Order statistics - German Tank Problem

#1
Hi everyone,

This problem is simply stated but has me stumped:
In WW2 the Allies noticed that the German tanks had sequential serial numbers on them. They were able to capture some tanks, and note their serial numbers.

The problem is this: given m serial numbers from captured tanks, what is a suitable estimator for N, the total number of German tanks?

I think I can assume that N is so large and m so small that I can assume that tanks were drawn with replacement (is this assumption recommended?) In this case, samples are independent.

Hence the probability of choosing any particular tank is 1/N. The probability distribution is just a uniform distribution (but a discrete distribution). The cumulative probability of choosing a tank with a number less than or equal to X is F(X) = X/N.
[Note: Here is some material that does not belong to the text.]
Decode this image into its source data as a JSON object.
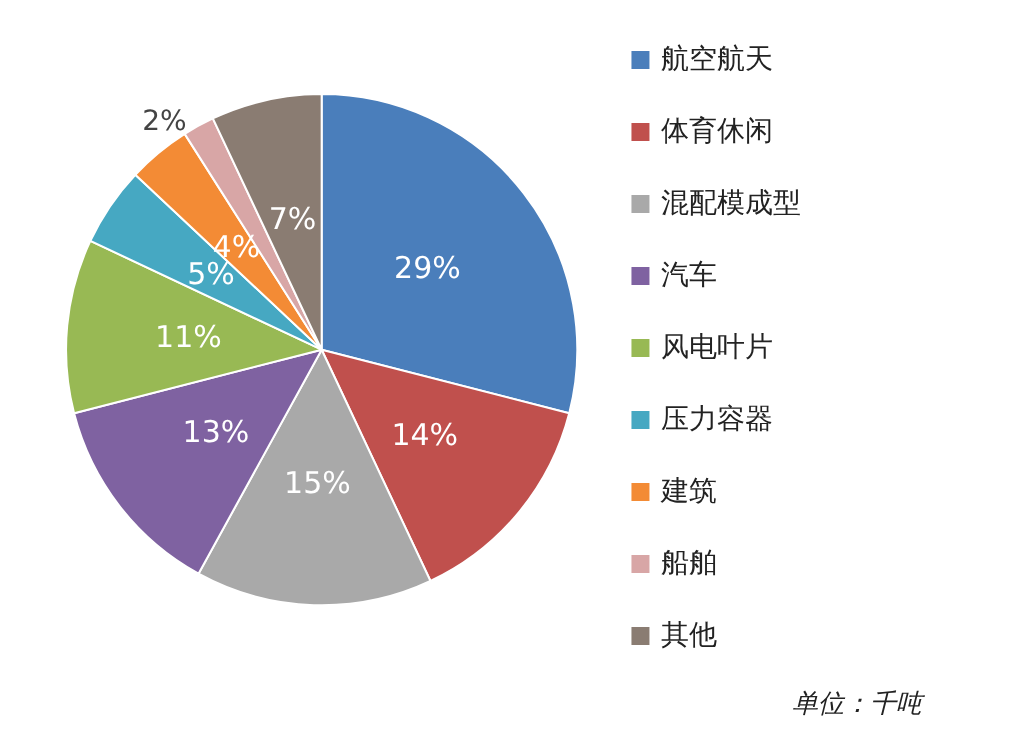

This is how far I've got in the solution: let the observed m tank serial numbers be x1, x2, ..., xm. Let Xmax be the random variable which represents the maximum serial number and xmax be the observed maximum number. I now try to find the probability distribution of Xmax. The probability that Xmax is less than or equal to any value x is F(x)^m = (X/N)^m (let's call this Fmax(x)).
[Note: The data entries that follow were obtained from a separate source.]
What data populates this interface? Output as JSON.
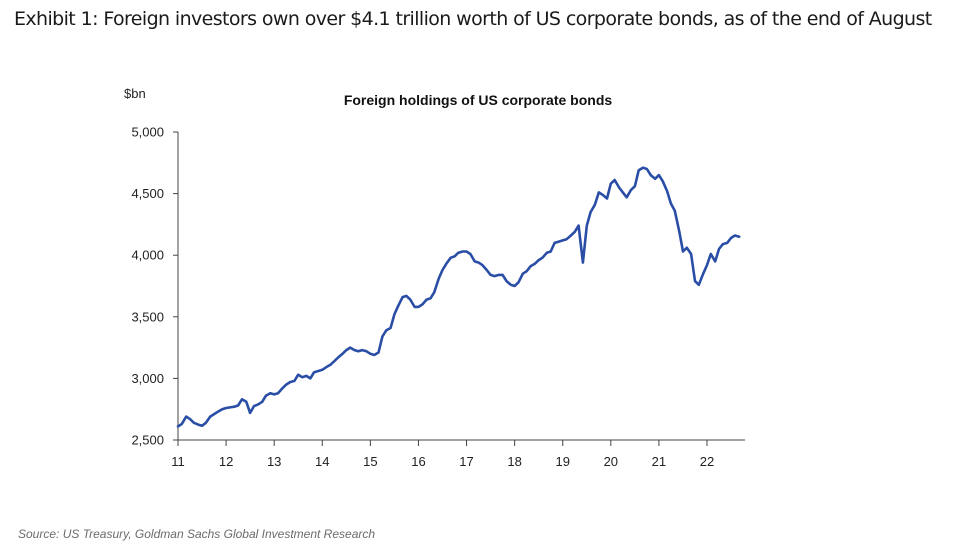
{
  "exhibit": {
    "title": "Exhibit 1: Foreign investors own over $4.1 trillion worth of US corporate bonds, as of the end of August"
  },
  "source": "Source: US Treasury, Goldman Sachs Global Investment Research",
  "chart_data": {
    "type": "line",
    "title": "Foreign holdings of US corporate bonds",
    "ylabel": "$bn",
    "xlabel": "",
    "ylim": [
      2500,
      5000
    ],
    "xlim": [
      11,
      22.75
    ],
    "yticks": [
      2500,
      3000,
      3500,
      4000,
      4500,
      5000
    ],
    "ytick_labels": [
      "2,500",
      "3,000",
      "3,500",
      "4,000",
      "4,500",
      "5,000"
    ],
    "xticks": [
      11,
      12,
      13,
      14,
      15,
      16,
      17,
      18,
      19,
      20,
      21,
      22
    ],
    "xtick_labels": [
      "11",
      "12",
      "13",
      "14",
      "15",
      "16",
      "17",
      "18",
      "19",
      "20",
      "21",
      "22"
    ],
    "grid": false,
    "legend": "none",
    "line_color": "#2a4ea6",
    "series": [
      {
        "values": [
          [
            11.0,
            2610
          ],
          [
            11.08,
            2630
          ],
          [
            11.17,
            2690
          ],
          [
            11.25,
            2670
          ],
          [
            11.33,
            2640
          ],
          [
            11.42,
            2625
          ],
          [
            11.5,
            2615
          ],
          [
            11.58,
            2640
          ],
          [
            11.67,
            2690
          ],
          [
            11.75,
            2710
          ],
          [
            11.83,
            2730
          ],
          [
            11.92,
            2750
          ],
          [
            12.0,
            2760
          ],
          [
            12.08,
            2765
          ],
          [
            12.17,
            2770
          ],
          [
            12.25,
            2780
          ],
          [
            12.33,
            2830
          ],
          [
            12.42,
            2810
          ],
          [
            12.5,
            2720
          ],
          [
            12.58,
            2775
          ],
          [
            12.67,
            2790
          ],
          [
            12.75,
            2810
          ],
          [
            12.83,
            2860
          ],
          [
            12.92,
            2880
          ],
          [
            13.0,
            2870
          ],
          [
            13.08,
            2880
          ],
          [
            13.17,
            2920
          ],
          [
            13.25,
            2950
          ],
          [
            13.33,
            2970
          ],
          [
            13.42,
            2980
          ],
          [
            13.5,
            3030
          ],
          [
            13.58,
            3010
          ],
          [
            13.67,
            3020
          ],
          [
            13.75,
            3000
          ],
          [
            13.83,
            3050
          ],
          [
            13.92,
            3060
          ],
          [
            14.0,
            3070
          ],
          [
            14.08,
            3090
          ],
          [
            14.17,
            3110
          ],
          [
            14.25,
            3140
          ],
          [
            14.33,
            3170
          ],
          [
            14.42,
            3200
          ],
          [
            14.5,
            3230
          ],
          [
            14.58,
            3250
          ],
          [
            14.67,
            3230
          ],
          [
            14.75,
            3220
          ],
          [
            14.83,
            3230
          ],
          [
            14.92,
            3220
          ],
          [
            15.0,
            3200
          ],
          [
            15.08,
            3190
          ],
          [
            15.17,
            3210
          ],
          [
            15.25,
            3340
          ],
          [
            15.33,
            3390
          ],
          [
            15.42,
            3410
          ],
          [
            15.5,
            3520
          ],
          [
            15.58,
            3590
          ],
          [
            15.67,
            3660
          ],
          [
            15.75,
            3670
          ],
          [
            15.83,
            3640
          ],
          [
            15.92,
            3580
          ],
          [
            16.0,
            3580
          ],
          [
            16.08,
            3600
          ],
          [
            16.17,
            3640
          ],
          [
            16.25,
            3650
          ],
          [
            16.33,
            3700
          ],
          [
            16.42,
            3810
          ],
          [
            16.5,
            3880
          ],
          [
            16.58,
            3930
          ],
          [
            16.67,
            3980
          ],
          [
            16.75,
            3990
          ],
          [
            16.83,
            4020
          ],
          [
            16.92,
            4030
          ],
          [
            17.0,
            4030
          ],
          [
            17.08,
            4010
          ],
          [
            17.17,
            3950
          ],
          [
            17.25,
            3940
          ],
          [
            17.33,
            3920
          ],
          [
            17.42,
            3880
          ],
          [
            17.5,
            3840
          ],
          [
            17.58,
            3830
          ],
          [
            17.67,
            3840
          ],
          [
            17.75,
            3840
          ],
          [
            17.83,
            3790
          ],
          [
            17.92,
            3760
          ],
          [
            18.0,
            3750
          ],
          [
            18.08,
            3780
          ],
          [
            18.17,
            3850
          ],
          [
            18.25,
            3870
          ],
          [
            18.33,
            3910
          ],
          [
            18.42,
            3930
          ],
          [
            18.5,
            3960
          ],
          [
            18.58,
            3980
          ],
          [
            18.67,
            4020
          ],
          [
            18.75,
            4030
          ],
          [
            18.83,
            4100
          ],
          [
            18.92,
            4110
          ],
          [
            19.0,
            4120
          ],
          [
            19.08,
            4130
          ],
          [
            19.17,
            4160
          ],
          [
            19.25,
            4190
          ],
          [
            19.33,
            4240
          ],
          [
            19.42,
            3940
          ],
          [
            19.5,
            4240
          ],
          [
            19.58,
            4350
          ],
          [
            19.67,
            4410
          ],
          [
            19.75,
            4510
          ],
          [
            19.83,
            4490
          ],
          [
            19.92,
            4460
          ],
          [
            20.0,
            4580
          ],
          [
            20.08,
            4610
          ],
          [
            20.17,
            4550
          ],
          [
            20.25,
            4510
          ],
          [
            20.33,
            4470
          ],
          [
            20.42,
            4530
          ],
          [
            20.5,
            4560
          ],
          [
            20.58,
            4690
          ],
          [
            20.67,
            4710
          ],
          [
            20.75,
            4700
          ],
          [
            20.83,
            4650
          ],
          [
            20.92,
            4620
          ],
          [
            21.0,
            4650
          ],
          [
            21.08,
            4600
          ],
          [
            21.17,
            4520
          ],
          [
            21.25,
            4420
          ],
          [
            21.33,
            4360
          ],
          [
            21.42,
            4200
          ],
          [
            21.5,
            4030
          ],
          [
            21.58,
            4060
          ],
          [
            21.67,
            4010
          ],
          [
            21.75,
            3790
          ],
          [
            21.83,
            3760
          ],
          [
            21.92,
            3850
          ],
          [
            22.0,
            3920
          ],
          [
            22.08,
            4010
          ],
          [
            22.17,
            3950
          ],
          [
            22.25,
            4050
          ],
          [
            22.33,
            4090
          ],
          [
            22.42,
            4100
          ],
          [
            22.5,
            4140
          ],
          [
            22.58,
            4160
          ],
          [
            22.67,
            4150
          ]
        ]
      }
    ]
  }
}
I can find the probability that Xmax=x by simply taking the difference: P(Xmax=x) = Fmax(x)-Fmax(x-1).

Now I don't know how to proceed. Somehow I need to get an equation which features N, rearrange it so I can solve for N. I thought about taking the mean of P(Xmax), but I'm not sure that would work.

Can anybody please give me a direction for pursuing this problem?
 
#2
I thought I should give a bit more info on what I was thinking of doing.
I'm thinking of trying to get an expression for the expectation of Xmax, and then setting that equal to xmax, the observed maximum, because if you have only one sample, that's your best estimate of the mean. Do you think this idea should work? The only problem is I get a complicated expression for the expectation and I don't think I can solve for N.
 
#3
Just an update - through extensive internet searching and putting together information I've solved the problem - more details later, but my assumption of sampling with replacement is wrong - it's okay to sample without replacement.

I was on the right track trying to get the expectation and equating that to the observed value.